Hi there,
I have a rather simple case of one program with one kernel that is being called by many threads. At each call site, the thread acquires a command queue and kernel object that are not used by any other threads. It then allocates a read only and write only buffers. This is shown in the code below. After a while, the application will lock up and all threads and stopped at wait on single object (Windows 7). It looks like most to all threads are inside of clEnqueueWriteBuffer or clReleaseMemObject. The latter surprises me as I would expect clReleaseMemObject to really not do much. Is there anything wrong the pattern that I am using?
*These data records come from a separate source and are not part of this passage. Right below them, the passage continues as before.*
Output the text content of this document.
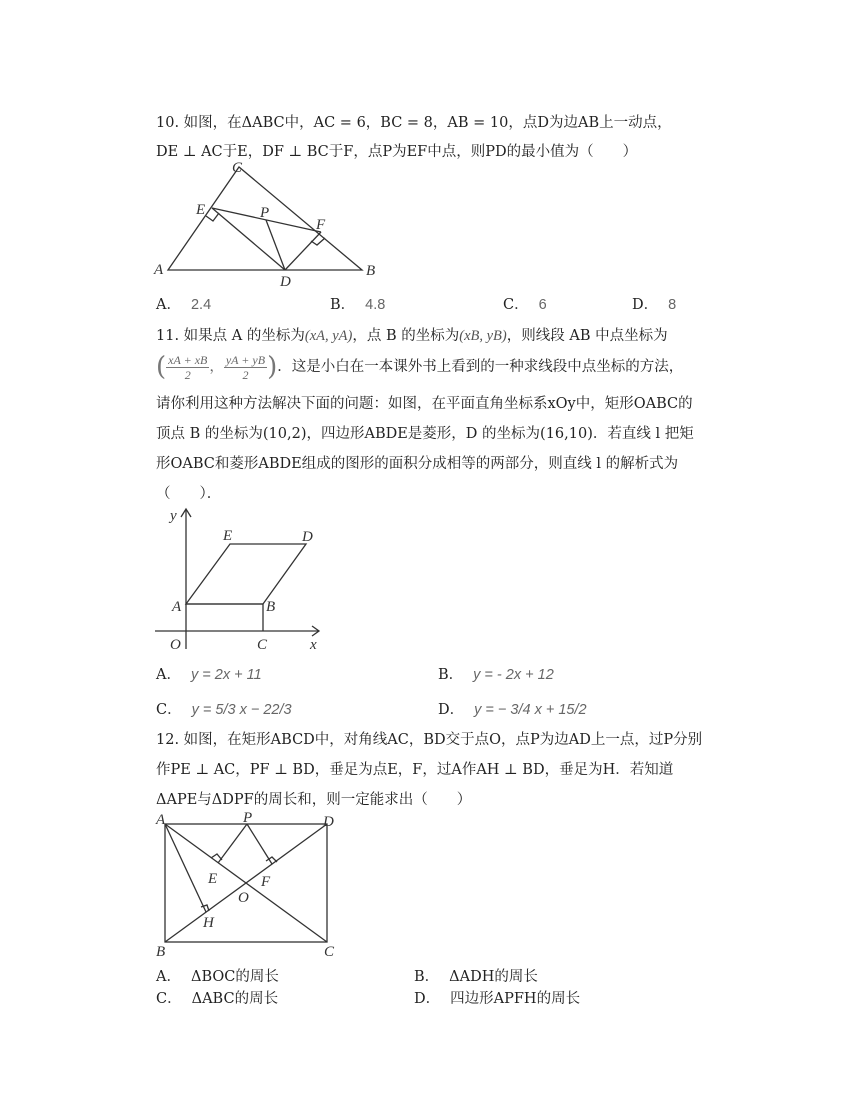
10. 如图，在ΔABC中，AC = 6，BC = 8，AB = 10，点D为边AB上一动点，
DE ⊥ AC于E，DF ⊥ BC于F，点P为EF中点，则PD的最小值为（　　）
C
E	P
F
A
D
B
A． 2.4	B． 4.8	C． 6	D． 8
11. 如果点 A 的坐标为(xA, yA)，点 B 的坐标为(xB, yB)，则线段 AB 中点坐标为
( $\frac{xA + xB}{2}$ ， $\frac{yA + yB}{2}$ )．这是小白在一本课外书上看到的一种求线段中点坐标的方法，
请你利用这种方法解决下面的问题：如图，在平面直角坐标系xOy中，矩形OABC的
顶点 B 的坐标为(10,2)，四边形ABDE是菱形，D 的坐标为(16,10)．若直线 l 把矩
形OABC和菱形ABDE组成的图形的面积分成相等的两部分，则直线 l 的解析式为
（　　）．
y
E	D
A	B
O	C	x
A． y = 2x + 11	B． y = - 2x + 12
C． y = 5/3 x − 22/3	D． y = − 3/4 x + 15/2
12. 如图，在矩形ABCD中，对角线AC，BD交于点O，点P为边AD上一点，过P分别
作PE ⊥ AC，PF ⊥ BD，垂足为点E，F，过A作AH ⊥ BD，垂足为H．若知道
ΔAPE与ΔDPF的周长和，则一定能求出（　　）
A	P	D
E	F
O
H
B	C
A． ΔBOC的周长	B． ΔADH的周长
C． ΔABC的周长	D． 四边形APFH的周长
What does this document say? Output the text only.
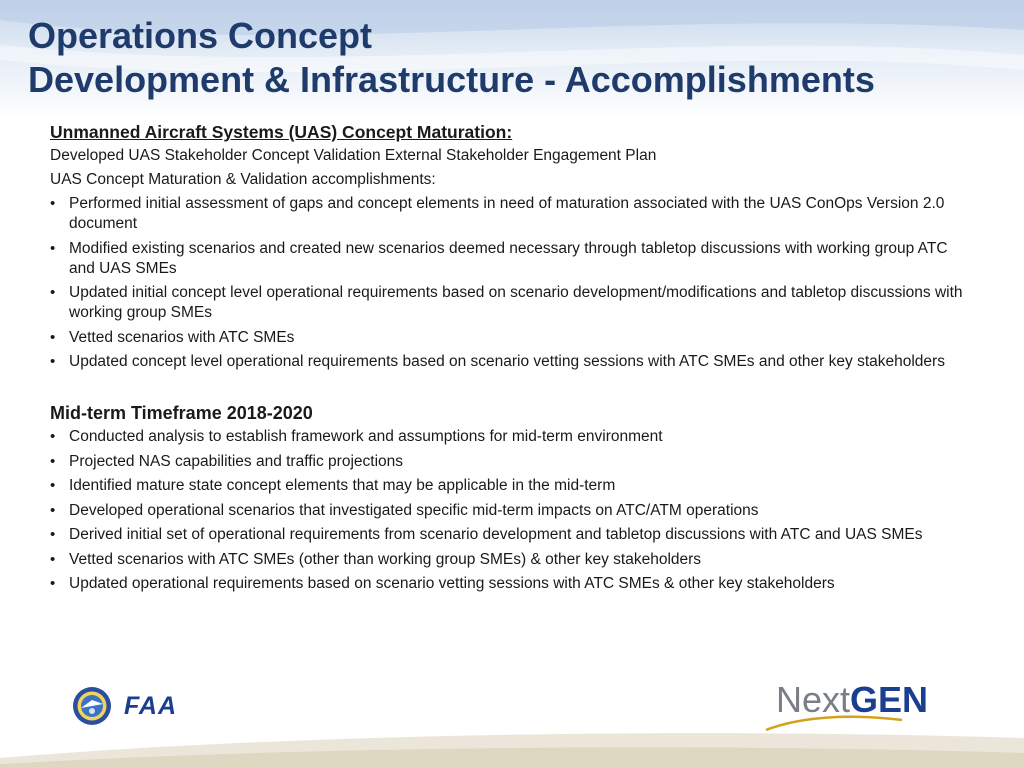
Operations Concept
Development & Infrastructure - Accomplishments
Unmanned Aircraft Systems (UAS) Concept Maturation:
Developed UAS Stakeholder Concept Validation External Stakeholder Engagement Plan
UAS Concept Maturation & Validation accomplishments:
• Performed initial assessment of gaps and concept elements in need of maturation associated with the UAS ConOps Version 2.0 document
• Modified existing scenarios and created new scenarios deemed necessary through tabletop discussions with working group ATC and UAS SMEs
• Updated initial concept level operational requirements based on scenario development/modifications and tabletop discussions with working group SMEs
• Vetted scenarios with ATC SMEs
• Updated concept level operational requirements based on scenario vetting sessions with ATC SMEs and other key stakeholders
Mid-term Timeframe 2018-2020
• Conducted analysis to establish framework and assumptions for mid-term environment
• Projected NAS capabilities and traffic projections
• Identified mature state concept elements that may be applicable in the mid-term
• Developed operational scenarios that investigated specific mid-term impacts on ATC/ATM operations
• Derived initial set of operational requirements from scenario development and tabletop discussions with ATC and UAS SMEs
• Vetted scenarios with ATC SMEs (other than working group SMEs) & other key stakeholders
• Updated operational requirements based on scenario vetting sessions with ATC SMEs & other key stakeholders
FAA	NextGEN
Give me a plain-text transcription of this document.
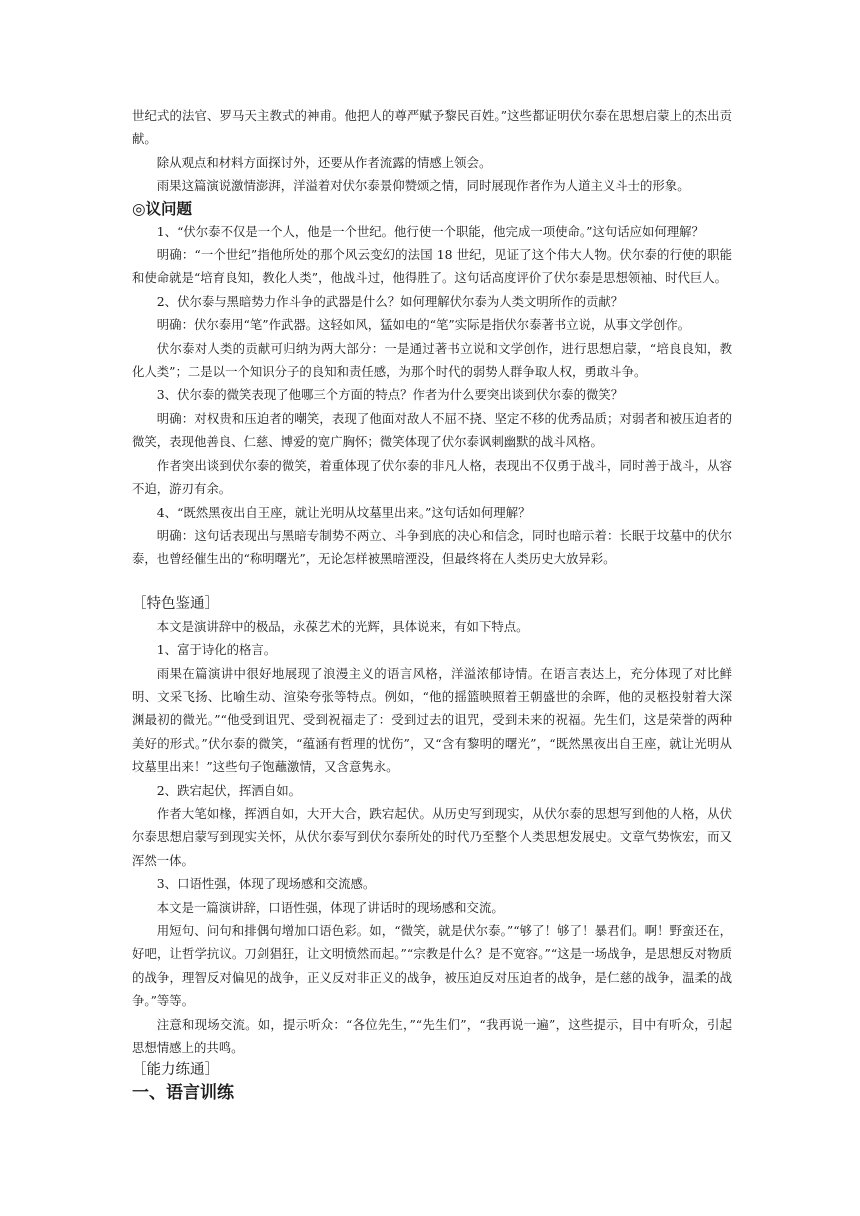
世纪式的法官、罗马天主教式的神甫。他把人的尊严赋予黎民百姓。”这些都证明伏尔泰在思想启蒙上的杰出贡献。

除从观点和材料方面探讨外，还要从作者流露的情感上领会。

雨果这篇演说激情澎湃，洋溢着对伏尔泰景仰赞颂之情，同时展现作者作为人道主义斗士的形象。

◎议问题

1、“伏尔泰不仅是一个人，他是一个世纪。他行使一个职能，他完成一项使命。”这句话应如何理解？

明确：“一个世纪”指他所处的那个风云变幻的法国 18 世纪，见证了这个伟大人物。伏尔泰的行使的职能和使命就是“培育良知，教化人类”，他战斗过，他得胜了。这句话高度评价了伏尔泰是思想领袖、时代巨人。

2、伏尔泰与黑暗势力作斗争的武器是什么？如何理解伏尔泰为人类文明所作的贡献？

明确：伏尔泰用“笔”作武器。这轻如风，猛如电的“笔”实际是指伏尔泰著书立说，从事文学创作。

伏尔泰对人类的贡献可归纳为两大部分：一是通过著书立说和文学创作，进行思想启蒙，“培良良知，教化人类”；二是以一个知识分子的良知和责任感，为那个时代的弱势人群争取人权，勇敢斗争。

3、伏尔泰的微笑表现了他哪三个方面的特点？作者为什么要突出谈到伏尔泰的微笑？

明确：对权贵和压迫者的嘲笑，表现了他面对敌人不屈不挠、坚定不移的优秀品质；对弱者和被压迫者的微笑，表现他善良、仁慈、博爱的宽广胸怀；微笑体现了伏尔泰讽刺幽默的战斗风格。

作者突出谈到伏尔泰的微笑，着重体现了伏尔泰的非凡人格，表现出不仅勇于战斗，同时善于战斗，从容不迫，游刃有余。

4、“既然黑夜出自王座，就让光明从坟墓里出来。”这句话如何理解？

明确：这句话表现出与黑暗专制势不两立、斗争到底的决心和信念，同时也暗示着：长眠于坟墓中的伏尔泰，也曾经催生出的“称明曙光”，无论怎样被黑暗湮没，但最终将在人类历史大放异彩。

［特色鉴通］

本文是演讲辞中的极品，永葆艺术的光辉，具体说来，有如下特点。

1、富于诗化的格言。

雨果在篇演讲中很好地展现了浪漫主义的语言风格，洋溢浓郁诗情。在语言表达上，充分体现了对比鲜明、文采飞扬、比喻生动、渲染夸张等特点。例如，“他的摇篮映照着王朝盛世的余晖，他的灵柩投射着大深渊最初的微光。”“他受到诅咒、受到祝福走了：受到过去的诅咒，受到未来的祝福。先生们，这是荣誉的两种美好的形式。”伏尔泰的微笑，“蕴涵有哲理的忧伤”，又“含有黎明的曙光”，“既然黑夜出自王座，就让光明从坟墓里出来！”这些句子饱蘸激情，又含意隽永。

2、跌宕起伏，挥洒自如。

作者大笔如椽，挥洒自如，大开大合，跌宕起伏。从历史写到现实，从伏尔泰的思想写到他的人格，从伏尔泰思想启蒙写到现实关怀，从伏尔泰写到伏尔泰所处的时代乃至整个人类思想发展史。文章气势恢宏，而又浑然一体。

3、口语性强，体现了现场感和交流感。

本文是一篇演讲辞，口语性强，体现了讲话时的现场感和交流。

用短句、问句和排偶句增加口语色彩。如，“微笑，就是伏尔泰。”“够了！够了！暴君们。啊！野蛮还在，好吧，让哲学抗议。刀剑猖狂，让文明愤然而起。”“宗教是什么？是不宽容。”“这是一场战争，是思想反对物质的战争，理智反对偏见的战争，正义反对非正义的战争，被压迫反对压迫者的战争，是仁慈的战争，温柔的战争。”等等。

注意和现场交流。如，提示听众：“各位先生，”“先生们”，“我再说一遍”，这些提示，目中有听众，引起思想情感上的共鸣。

［能力练通］

一、语言训练
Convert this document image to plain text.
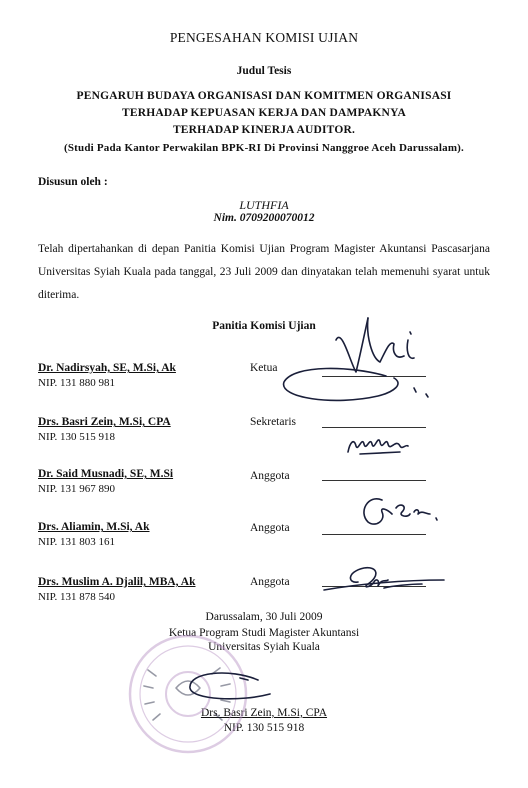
PENGESAHAN KOMISI UJIAN
Judul Tesis
PENGARUH BUDAYA ORGANISASI DAN KOMITMEN ORGANISASI
TERHADAP KEPUASAN KERJA DAN DAMPAKNYA
TERHADAP KINERJA AUDITOR.
(Studi Pada Kantor Perwakilan BPK-RI Di Provinsi Nanggroe Aceh Darussalam).
Disusun oleh :
LUTHFIA
Nim. 0709200070012
Telah dipertahankan di depan Panitia Komisi Ujian Program Magister Akuntansi Pascasarjana Universitas Syiah Kuala pada tanggal, 23 Juli 2009 dan dinyatakan telah memenuhi syarat untuk diterima.
Panitia Komisi Ujian
Dr. Nadirsyah, SE, M.Si, Ak
NIP. 131 880 981
Ketua
Drs. Basri Zein, M.Si, CPA
NIP. 130 515 918
Sekretaris
Dr. Said Musnadi, SE, M.Si
NIP. 131 967 890
Anggota
Drs. Aliamin, M.Si, Ak
NIP. 131 803 161
Anggota
Drs. Muslim A. Djalil, MBA, Ak
NIP. 131 878 540
Anggota
Darussalam, 30 Juli 2009
Ketua Program Studi Magister Akuntansi
Universitas Syiah Kuala
Drs. Basri Zein, M.Si, CPA
NIP. 130 515 918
I am using AMD OpenCL.
Thx,
S.
program = getProgram( programId ); // return already create program
kernel = aquireKernel( program, kernelID ); // only one thread can use this kernel object at any one time
entryCount = width * height;
inputSize = entryCount * channelCount * sizeof( inType );
outputSize = entryCount * channelCount * sizeof( outType );
commandQueue = aquireCommandQueue(); // only one thread can use this command queue at any one time
err = CL_SUCCESS;
inMem = clCreateBuffer( openclContext, CL_MEM_READ_ONLY, inputSize, NULL, &err );
err |= clEnqueueWriteBuffer( commandQueue, inMem, CL_TRUE, 0, inputSize, in, 0, NULL, NULL ); // often locks up
assert( err == CL_SUCCESS );
outMem = clCreateBuffer( openclContext, CL_MEM_WRITE_ONLY, outputSize, NULL, &err );
err |= clSetKernelArg( kernel, 0, sizeof(cl_mem), &inMem );
err |= clSetKernelArg( kernel, 1, sizeof(cl_mem), &outMem );
err |= clEnqueueNDRangeKernel( commandQueue, kernel, 1, NULL, &entryCount, NULL, 0, NULL, NULL );
// actual enqueue call == render
err |= clFinish( commandQueue );
// read buffer back
err |= clEnqueueReadBuffer( commandQueue, outMem, CL_TRUE, 0, outputSize, out, 0, NULL, NULL );
assert( err == CL_SUCCESS );
err |= clReleaseMemObject( outMem ); // often locks up
err |= clReleaseMemObject( inMem );
releaseCommandQueue( commandQueue );
releaseKernel( kernelID, kernel );